Em Viúva, porém honesta, Nelson Rodrigues é bastante assertivo ao fazer graça com a instituição casamento, com o charlatanismo de certos “profissionais” e ao questionar as convenções sociais e a hipocrisia de alguns setores da sociedade, além de alfinetar, com muito bom humor, a imprensa, em especial a crítica teatral. Nelson constrói em Viúva, porém honesta um texto irreverente, bufão, permeado pelo sarcasmo e repleto de personagens carismáticos e extravagantes. Outro ponto que chama a atenção é a brincadeira que Nelson faz com o tempo, inserindo flashbacks que são literalmente encenados durante a ação, e nos quais todos os personagens dão seus pitacos.

Passados mais de sessenta anos de sua estreia, Viúva, porém honesta continua espantosamente atual.

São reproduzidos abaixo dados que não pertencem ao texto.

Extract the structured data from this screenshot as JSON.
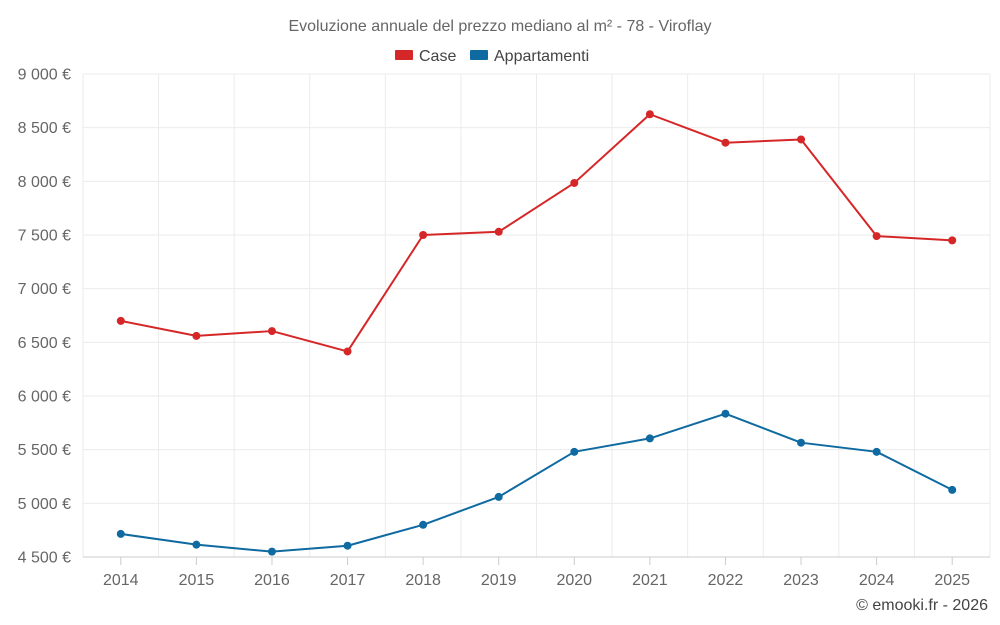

Ainda temos o sexo como um tabu, somos obrigados a conviver com o jornalismo sensacionalista e com a hipocrisia do politicamente correto se infiltrando em todos os setores da sociedade para proteger a moral da chamada “família tradicional brasileira”. De qualquer forma, fica aqui essa deliciosa sugestão de leitura, que o nosso querido anjo pornográfico deixou de herança para a nação brasileira. Detalhe, caros leitores! Qualquer semelhança com o Brasil de 2018 não é mera coincidência.

Clique aqui para conhecer os textos teatrais de Antônio Roberto Gerin, dramaturgo da Cia de Teatro Assisto Porque Gosto.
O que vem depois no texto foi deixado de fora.